Thursday 30 June 2016

The Companion Chronicles - The Second Doctor Volume 1

The Second Doctor really wouldn’t have been the Second Doctor without his stalwart companion James Robert McCrimmon. Lets look at him – he was companion in every single Troughton story apart from The Power of the Daleks – so thats nearly three full seasons – but Jamie and the Doctor had a very special sort of bond, not brotherly, not father/son or teacher/pupil – a real and true respect for one another, and as much as Jamie learned from his travels with The Doctor, the Doctor learned about humanity from Jamie, because Jamie embodied all that was good and brave in human beings, even The Daleks recognised this. What the new series has in spades that the old series sometimes shied away from or overlooked was character progression. This box set from Big Finish even though it is billed as a Second Doctor Box Set is really a Jamie McCrimmon box set – it gives us four very Jamie-centric stories from different points in his travels with The Doctor, from the early days with Ben and Polly to almost the end sometime between The Space Pirates and the War Games and they chart Jamie’s progression from bright yet uneducated fish out of water to very much his own man using all the things he has experienced to save the day.

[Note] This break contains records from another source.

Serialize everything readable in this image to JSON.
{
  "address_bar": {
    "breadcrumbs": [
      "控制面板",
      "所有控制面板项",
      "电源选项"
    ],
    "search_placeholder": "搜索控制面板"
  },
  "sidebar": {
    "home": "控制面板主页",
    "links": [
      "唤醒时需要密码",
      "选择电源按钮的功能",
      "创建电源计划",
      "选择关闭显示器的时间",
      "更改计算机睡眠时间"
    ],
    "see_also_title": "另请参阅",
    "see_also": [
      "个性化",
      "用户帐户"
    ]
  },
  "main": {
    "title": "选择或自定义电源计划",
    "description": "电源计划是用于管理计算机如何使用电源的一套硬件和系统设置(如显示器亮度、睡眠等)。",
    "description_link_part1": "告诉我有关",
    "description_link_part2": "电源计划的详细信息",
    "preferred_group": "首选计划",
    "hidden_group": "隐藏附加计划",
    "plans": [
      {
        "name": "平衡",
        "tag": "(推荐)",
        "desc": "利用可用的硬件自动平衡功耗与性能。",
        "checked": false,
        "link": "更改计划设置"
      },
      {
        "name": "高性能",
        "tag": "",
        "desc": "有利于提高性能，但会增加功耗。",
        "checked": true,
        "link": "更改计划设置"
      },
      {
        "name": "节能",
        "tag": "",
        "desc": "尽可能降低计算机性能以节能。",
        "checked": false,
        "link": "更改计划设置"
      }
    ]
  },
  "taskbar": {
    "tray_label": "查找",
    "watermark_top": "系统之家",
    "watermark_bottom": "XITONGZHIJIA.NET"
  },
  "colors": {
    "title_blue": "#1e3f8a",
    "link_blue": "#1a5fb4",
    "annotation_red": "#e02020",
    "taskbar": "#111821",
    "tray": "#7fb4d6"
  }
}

The four stories really emphasise the difference between intelligence and learning and go on to prove that travel really does broaden the mind and expand your horizons.
 The Set is split in to four stories:
 1. The Mouthless Dead by John Pritchard
 Its the early 1920’s and the TARDIS team of the Second Doctor (played magnificently by Frazer Hines, its uncanny) Jamie (again Frazer Hines) Polly (Anneke Wills) & Ben (Elliot Chapman) arrive at a deserted railway station in the dark and in the fog – but there are figures waiting in the darkness, figures of the dead, of memories of long past and recent wars and there is also a signalman manning his signal box, because very soon a very important train is going to pass through. This is a very frightening story, part Dickens’ The Signalman, part Sapphire and Steel and with just a hint of Silent Hill – its a lot more overt horror than the Troughton era ever was on TV, and is a very welcome addition to the canon for trying something a little different with the era. As this is at the very beginning of Jamie’s time on the TARDIS he is portrayed as ignorant. Seen through Ben & Polly’s eyes his lack of knowledge and incredulity at steam trains and a whole world at war are quite parochial, like he is a noble savage that needs to be educated. But Jamie is much much more than this. The story itself is incredibly atmospheric and an interesting take on the Troughton era.
 2 The Story of Extinction by Ian Atkins
 I do like a good framing device – and this story has an excellent one. I also like a story that isn’t really about what the story is about (if you know what I mean) So where this story is dressed up as a typical Season 5 “base under siege” story it is actually a story about Jamie, his bond with Victoria (Deborah Watling) and how she finally gets some closure in their friendship. So the framing device is rather lovely – Victoria, now older and living in contemporary Britain has a break in, all that is taken is a piece of very special paper, and the thief even leaves a box in return……
The piece of paper that is stolen is Victoria’s only memento from her time on the TARDIS, its the piece of paper on which she taught Jamie to read and write. This is a lovely story, genuinely moving and another building block in the story of Jamie McCrimmon.
 3 The Integral by David Bartlett
 Now travelling with Zoe (Wendy Padbury) Jamie is rather adamant that all alien races are evil and out to destroy them, whereas Zoe has a more modern progressive attitude. Jamie is drawing on his (mostly negative) experiences of alien races from his time with The Doctor whereas Zoe comes from a more progressive enlightened era. But can their visit to Aspen Base change Jamie’s mind? The base is indeed “under siege” from its own inhabitants – as Aspen base is a secure hospital for people who have had their minds warped by a computer game – the base is overseen by “The Integral” who have the power to pacify and change the mind. As Hartnell once said “as we learn about each other so we learn about ourselves” and this is exactly what this story is – a journey of discovery and of expanding boundaries for Jamie, and a chance for him to witness life from another perspective.
 4 The Edge by Rob Nisbet
 Or where Jamie emerges from his chrysalis and gets to be the hero. Because this is what happens. The box set has been a loose collection of stories each dealing with Jamie progressing, and here he puts everything he has learned not only in this set but in all his travels with The Doctor in to practice to foil the plans of a drug runner and rescue The Doctor & Zoe.
A fitting end to the box set and proof positive that you really do not need learning to have intelligence or be from an “enlightened” age to have the power of mind.
 Can I just say that Frazer Hines is fantastic – he has completely captured the vocal style of Patrick Troughton, all the throat clearings, pauses and quick jabber that Troughton did so well, he is also effortless as Jamie giving him a dignity in defiance and a pure determination and loyalty. I was expecting a set of stories about the Second Doctor – what I got was a set of stories from the Second Doctor era but about his most faithful friend Jamie and a very fine set of stories they are too. So please indulge me whilst I cry “CRAEG AN TUIRE” and award this set 8/10.